Discover the Châteauneuf-du-Pape appellation
The Châteauneuf-du-Pape vineyard was unofficially created in 1316, when Pope John XXII had his employees plant a few grapevines near the city of Avignon (Rhône Valley), in a little commune called Châteauneuf-Calcernier. The pope's vineyard could produce red wine as well as white wine, and the local appellation at the time was simply "Vieille Vigne" (the French for "old vine").
Years went by and the tiny 8 hectares vineyard grew bigger, as did its popularity. It so happened that the clergy was very fond of the wine from Châteauneuf, which helped a lot.
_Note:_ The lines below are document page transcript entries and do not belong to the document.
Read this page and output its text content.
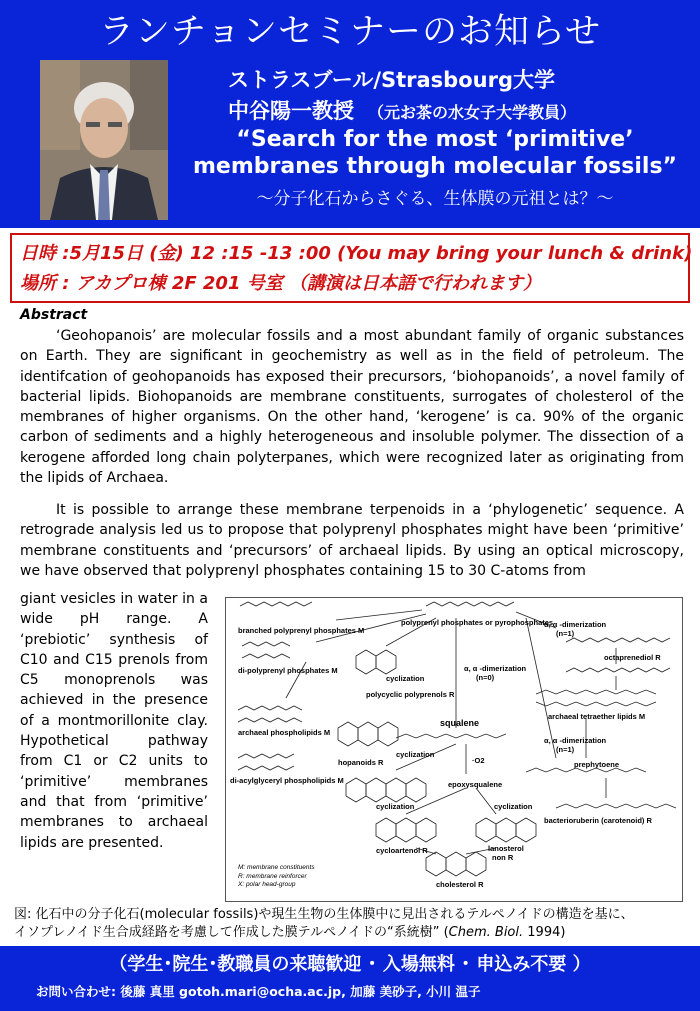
ランチョンセミナーのお知らせ
ストラスブール/Strasbourg大学
中谷陽一教授 （元お茶の水女子大学教員）
“Search for the most ‘primitive’
membranes through molecular fossils”
〜分子化石からさぐる、生体膜の元祖とは？〜
日時 :5月15日 (金) 12 :15 -13 :00 (You may bring your lunch & drink)
場所 : アカプロ棟 2F 201 号室 （講演は日本語で行われます）
Abstract
‘Geohopanois’ are molecular fossils and a most abundant family of organic substances on Earth. They are significant in geochemistry as well as in the field of petroleum. The identifcation of geohopanoids has exposed their precursors, ‘biohopanoids’, a novel family of bacterial lipids. Biohopanoids are membrane constituents, surrogates of cholesterol of the membranes of higher organisms. On the other hand, ‘kerogene’ is ca. 90% of the organic carbon of sediments and a highly heterogeneous and insoluble polymer. The dissection of a kerogene afforded long chain polyterpanes, which were recognized later as originating from the lipids of Archaea.
It is possible to arrange these membrane terpenoids in a ‘phylogenetic’ sequence. A retrograde analysis led us to propose that polyprenyl phosphates might have been ‘primitive’ membrane constituents and ‘precursors’ of archaeal lipids. By using an optical microscopy, we have observed that polyprenyl phosphates containing 15 to 30 C-atoms from
giant vesicles in water in a wide pH range. A ‘prebiotic’ synthesis of C10 and C15 prenols from C5 monoprenols was achieved in the presence of a montmorillonite clay. Hypothetical pathway from C1 or C2 units to ‘primitive’ membranes and that from ‘primitive’ membranes to archaeal lipids are presented.
branched polyprenyl phosphates M
polyprenyl phosphates or pyrophosphates
α, α -dimerization
(n=1)
octaprenediol R
di-polyprenyl phosphates M
cyclization
α, α -dimerization
(n=0)
polycyclic polyprenols R
archaeal tetraether lipids M
archaeal phospholipids M
squalene
α, α -dimerization
(n=1)
cyclization
·O2
di-acylglyceryl phospholipids M
hopanoids R	prephytoene
epoxysqualene
cyclization	cyclization
lanosterol
non R
cycloartenol R
cholesterol R
bacterioruberin (carotenoid) R
M: membrane constituents
R: membrane reinforcer
X: polar head-group
図: 化石中の分子化石(molecular fossils)や現生生物の生体膜中に見出されるテルペノイドの構造を基に、
イソプレノイド生合成経路を考慮して作成した膜テルペノイドの“系統樹” (Chem. Biol. 1994)
（学生･院生･教職員の来聴歓迎 ･ 入場無料 ･ 申込み不要 ）
お問い合わせ: 後藤 真里 gotoh.mari@ocha.ac.jp, 加藤 美砂子, 小川 温子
During the 18th century, the court of Louis XVI was also enamored with everything that came from there. The Châteauneuf wines even found their way to the New World! Unfortunately, it all stopped when the phylloxera crisis of 1860 hit the vineyard.
Châteauneuf was in ruins, but it came back stronger in 1893, when a single man decided to invest his entire fortune to fix everything nature had broken. That man was Joseph Ducos, and not only did he replant many grapevines (Cinsault, Mourvèdre, Grenache…), he changed the name of the appellation as well as that of the commune. Châteauneuf-Calcernier officially became Châteauneuf-du-Pape. From 1894 onward, the local winemakers organized and worked to register the new appellation, which they managed to do in 1936.
The soils of Châteauneuf-du-Pape are made of limestone, clay, marls, sand, pebbles and flint. A specific blend that's really perfect for retaining the heat of the sun during the day. In total, the vineyard represents more than 3,200 hectares of land, allowing the 320 winemakers of the region to produce up to 110,000 hectoliters of wine every year.